Si les départs du Québec ne sont pas dus à des raisons salariales mais culturelles, comme nous le croyons, la meilleure manière de réduire la capacité de chantage des médecins est cependant de réduire le nombre de places en médecine attribuées par Québec à l’université McGill, principale source de départs. Ces places pourraient être plutôt allouées à des facultés présentant un meilleur taux de rétention. De façon encore plus intéressante, elles pourraient être transférées à l’Université du Québec à Trois-Rivières ou à l’Université du Québec à Chicoutimi où des embryons de facultés de médecine ont déjà été implantés avec un grand succès. On pourrait créer sur la base de ces embryons de véritables facultés spécialisées en médecine familiale. Les étudiants formés dans ces facultés auraient beaucoup plus de chance de se spécialiser en médecine familiale et de s’installer là où les besoins sont les plus pressants.
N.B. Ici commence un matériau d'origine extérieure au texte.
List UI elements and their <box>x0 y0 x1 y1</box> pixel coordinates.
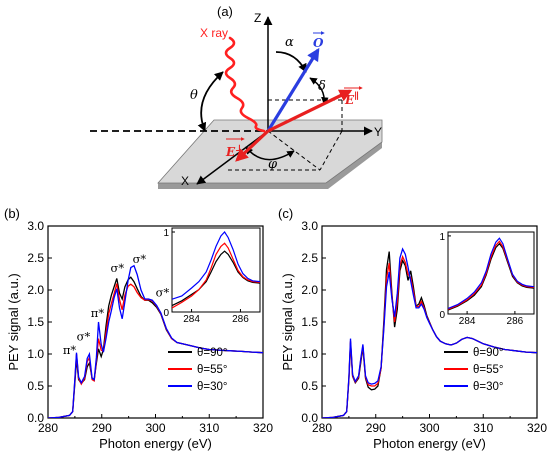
y-tick-label: 3.0 <box>27 219 44 233</box>
theta-label: θ <box>190 88 198 103</box>
e-perp-vector <box>235 129 270 162</box>
y-tick-label: 1.0 <box>27 347 44 361</box>
alpha-arc <box>275 51 307 73</box>
y-axis-label: PEY signal (a.u.) <box>6 273 21 370</box>
legend-label: θ=30° <box>197 381 228 393</box>
y-tick-label: 0.5 <box>301 379 318 393</box>
o-vector <box>266 47 320 132</box>
inset-series-line <box>172 231 260 300</box>
y-tick-label: 2.5 <box>301 251 318 265</box>
y-axis-label: Y <box>374 125 382 139</box>
inset-y-tick-label: 1 <box>439 232 445 243</box>
e-parallel-vector <box>267 89 353 133</box>
projection-line <box>267 130 321 171</box>
inset-x-tick-label: 286 <box>507 316 524 327</box>
peak-annotation: π* <box>63 343 77 357</box>
y-tick-label: 2.5 <box>27 251 44 265</box>
x-axis-label: X <box>181 174 189 188</box>
x-tick-label: 300 <box>145 421 165 435</box>
y-axis-label: PEY signal (a.u.) <box>280 273 295 370</box>
e-perp-label: E⊥ <box>225 144 244 159</box>
x-tick-label: 280 <box>38 421 58 435</box>
e-parallel-label: E∥ <box>344 91 359 107</box>
inset-x-tick-label: 284 <box>459 316 476 327</box>
inset-x-tick-label: 284 <box>183 314 200 325</box>
x-tick-label: 290 <box>366 421 386 435</box>
x-axis-label: Photon energy (eV) <box>373 436 486 451</box>
x-tick-label: 320 <box>253 421 273 435</box>
delta-arc <box>309 77 329 105</box>
inset-x-tick-label: 286 <box>232 314 249 325</box>
theta-arc <box>197 71 224 132</box>
peak-annotation: σ* <box>156 285 170 299</box>
x-tick-label: 280 <box>312 421 332 435</box>
peak-annotation: σ* <box>77 330 91 344</box>
inset-series-line <box>172 250 260 307</box>
z-axis-label: Z <box>254 11 261 25</box>
x-tick-label: 300 <box>419 421 439 435</box>
series-line <box>322 247 537 418</box>
inset-y-tick-label: 1 <box>163 228 169 239</box>
phi-label: φ <box>268 157 278 172</box>
inset-series-line <box>448 237 534 310</box>
y-tick-label: 1.5 <box>27 315 44 329</box>
legend-label: θ=55° <box>197 364 228 376</box>
y-tick-label: 2.0 <box>301 283 318 297</box>
panel-label: (c) <box>278 206 293 221</box>
x-tick-label: 290 <box>92 421 112 435</box>
inset-frame <box>171 227 261 313</box>
peak-annotation: π* <box>91 306 105 320</box>
legend-label: θ=90° <box>197 347 228 359</box>
projection-line <box>319 130 343 171</box>
peak-annotation: σ* <box>133 252 147 266</box>
x-axis <box>196 130 269 185</box>
inset-series-line <box>448 242 534 311</box>
y-tick-label: 0.0 <box>301 411 318 425</box>
sample-plate-side <box>158 142 382 189</box>
x-tick-label: 310 <box>199 421 219 435</box>
geometry-schematic: (a) X ray Z Y X θ α δ φ O <box>90 4 383 189</box>
y-tick-label: 1.5 <box>301 315 318 329</box>
y-tick-label: 0.5 <box>27 379 44 393</box>
peak-annotation: σ* <box>111 261 125 275</box>
chart-panel-b: (b) 280 290 300 310 320 0.0 0.5 1.0 1.5 2.0 2.5 3.0 P… <box>4 206 273 451</box>
inset-series-line <box>448 240 534 310</box>
legend-label: θ=55° <box>473 364 504 376</box>
x-axis-label: Photon energy (eV) <box>99 436 212 451</box>
series-line <box>48 264 263 418</box>
y-tick-label: 0.0 <box>27 411 44 425</box>
o-vector-label: O <box>313 36 324 50</box>
inset-series-line <box>172 242 260 309</box>
panel-label: (b) <box>4 206 20 221</box>
legend-label: θ=30° <box>473 381 504 393</box>
x-tick-label: 310 <box>473 421 493 435</box>
alpha-label: α <box>285 35 294 50</box>
inset-frame <box>447 231 535 315</box>
xray-beam <box>224 36 266 133</box>
y-tick-label: 2.0 <box>27 283 44 297</box>
y-tick-label: 1.0 <box>301 347 318 361</box>
legend-label: θ=90° <box>473 347 504 359</box>
inset-y-tick-label: 0 <box>439 310 445 321</box>
y-tick-label: 3.0 <box>301 219 318 233</box>
xray-label: X ray <box>200 26 228 40</box>
chart-panel-c: (c) 280 290 300 310 320 0.0 0.5 1.0 1.5 2.0 2.5 3.0 P… <box>278 206 547 451</box>
delta-label: δ <box>318 79 326 94</box>
x-tick-label: 320 <box>527 421 547 435</box>
inset-y-tick-label: 0 <box>163 308 169 319</box>
panel-label-a: (a) <box>217 4 233 19</box>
En bout de ligne, cependant, il faut comprendre que le véritable pouvoir de négociation des médecins ne vient pas du risque d’exode (largement imaginaire), mais des autres moyens de pression que peuvent exercer les médecins (dont la grève). Ce sont d’abord eux qui permettent à leurs représentants de profiter d’une pénurie artificiellement créée pour à accroître des privilèges salariaux déjà injustifiables. C’est aussi pour cela qu’il faudra un jour réduire le pouvoir des médecins dans l’économie de la santé. Le véritable enjeu ici est la formation de « super infirmières » qui auront une formation de deuxième cycle universitaire et qui pourront prendre en charge une grande partie du travail des omnipraticiens pour le tiers du coût. Cela est déjà survenu dans plusieurs juridictions et surviendra nécessairement au Québec.

Une autre stratégie consisterait à ouvrir plus largement les portes des facultés de médecine, de manière à former beaucoup plus de médecins. Le contrôle des qualifications se ferait à la fin de la formation, comme c’est déjà le cas actuellement. À terme, l’ouverture de la formation ferait nécessairement baisser les salaires, jusqu’à ce que soit atteint un meilleur équilibre, comme c’est le cas dans les autres professions. Si la baisse des salaires devait mener à une augmentation de l’exode, il suffirait d’exiger de ceux qui partent qu’ils remboursent les coûts de leur formation.

Une dernière solution, d’une toute autre nature, serait d’accorder aux médecins l’augmentation salariale qu’ils réclament, mais d’en profiter pour ajouter un nouveau palier d’imposition pour les salaires de plus de 200 000$. Le nouveau seuil pourrait s’élever, par exemple, à 35 % (au lieu du plafond actuel de 24% pour les revenus de plus de 76 770$), et permettrait d’aller chercher d’une main les sommes qu’on nous force à consentir de l’autre.

Conclusion

Avec un revenu moyen de près de 300 000$ par année, la masse salariale des 18 000 médecins québécois représente un poids presque aussi lourd sur le trésor public que celle des quelque 80 000 fonctionnaires provinciaux. Il s’agit donc d’un enjeu de taille pour les finances publiques. Nous sommes persuadés que plusieurs médecins sont conscients du caractère extraordinaire des conditions salariales dont ils jouissent et sont mal à l’aise avec les revendications de leurs représentants. Nous espérons qu’ils sauront les inciter à la modération et ne pas profiter d’une pénurie entretenue artificiellement par les facultés de médecine et le Collège des médecins.